Broadly speaking, the question presented in Nicastro was whether a foreign manufacturer could be hauled into the state where its machine injured someone. The manufacturer had a distributor for U.S. sales, making such sales foreseeable, but had not itself targeted the state where the injury occurred.
But here is where the advocacy begins.
According to Justice Kennedy, writing for the plurality, the question was whether a “British manufacturer of scrap metal machines was subject to jurisdiction in New Jersey, even though at no time had it advertised in, sent goods to, or in any relevant sense targeted the State.”
Justice Ginsberg stated it a bit differently:
A foreign industrialist seeks to develop a market in the United States for machines it manufactures. It hopes to derive substantial revenue from sales it makes to United States purchasers. Where in the United States buyers reside does not matter to this manufacturer. Its goal is simply to sell as much as it can, wherever it can. It excludes no region or State from the market it wishes to reach. But, all things considered, it prefers to avoid products liability litigation in the United States. To that end, it engages a U. S. distributor to ship its machines state-side. Has it succeeded in escaping personal jurisdiction in a State where one of its products is sold and causes injury or even death to a local user?
She also might have mentioned that the “three-ton metal shearing machine severed four fingers on Robert Nicastro’s right hand.”
So, how did the Brennan/O’Connor cage match get decided?
It didn’t. Now it’s just the Kennedy/Ginsburg cage match:
- Justice Kennedy (with Roberts, Scalia, and Thomas) would hold that Justice Brennan’s concurrence was “inconsistent with the premises of lawful judicial power,” because “it is the defendant’s actions, not his expectations, that empower a State’s courts to subject him to judgment.” Targeting the United States is not the same thing as doing business in New Jersey.

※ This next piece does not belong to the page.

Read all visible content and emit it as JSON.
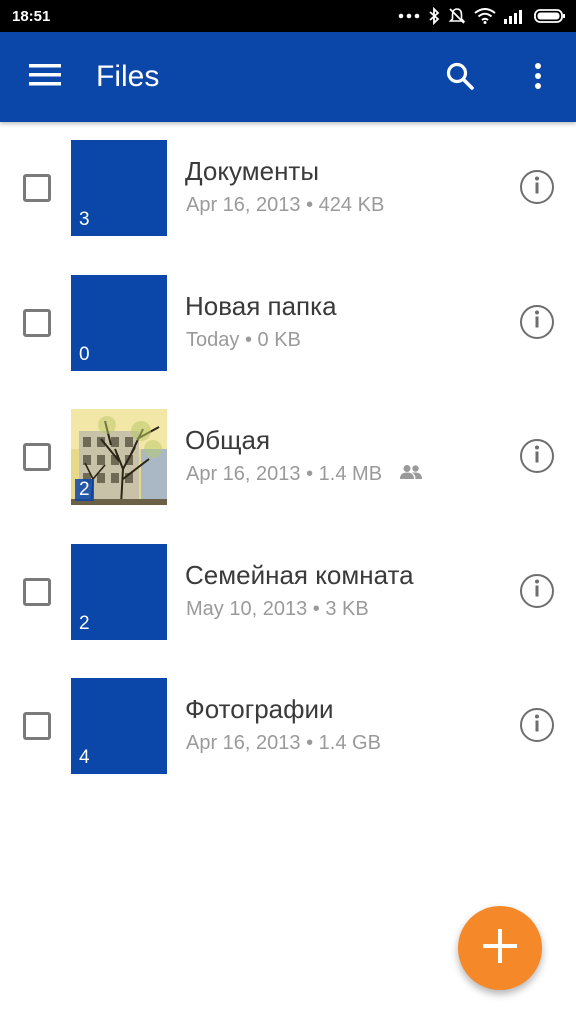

- Justice Ginsberg (with Kagan and Sotomayor) would hold that the manufacturer’s intent to target the U.S. market was enough to subject it to jurisdiction in New Jersey, even if it’s independent distributor was responsible for the New Jersey sale.
- Justice Breyer and Justice Alito decided that both groups had cooties and would only concur in the judgment. They thought it “unwise to announce a rule of broad applicability without full consideration of the modern-day consequences,” which they thought were absent from the case.
Justice Kennedy recognized that before today’s opinion, “[t]he rules and standards for determining when a State does or does not have jurisdiction over an absent party [were] unclear because of decades-old questions left open in Asahi Metal Industry Co. v. Superior Court of Cal., Solano Cty., 480 U. S. 102 (1987).”
They still are.
For want of a fifth vote, we are about 14,000 words the richer after today’s three opinions, but none the wiser.
Is it possible to read three Supreme Court opinions on personal jurisdiction and know less than when you started?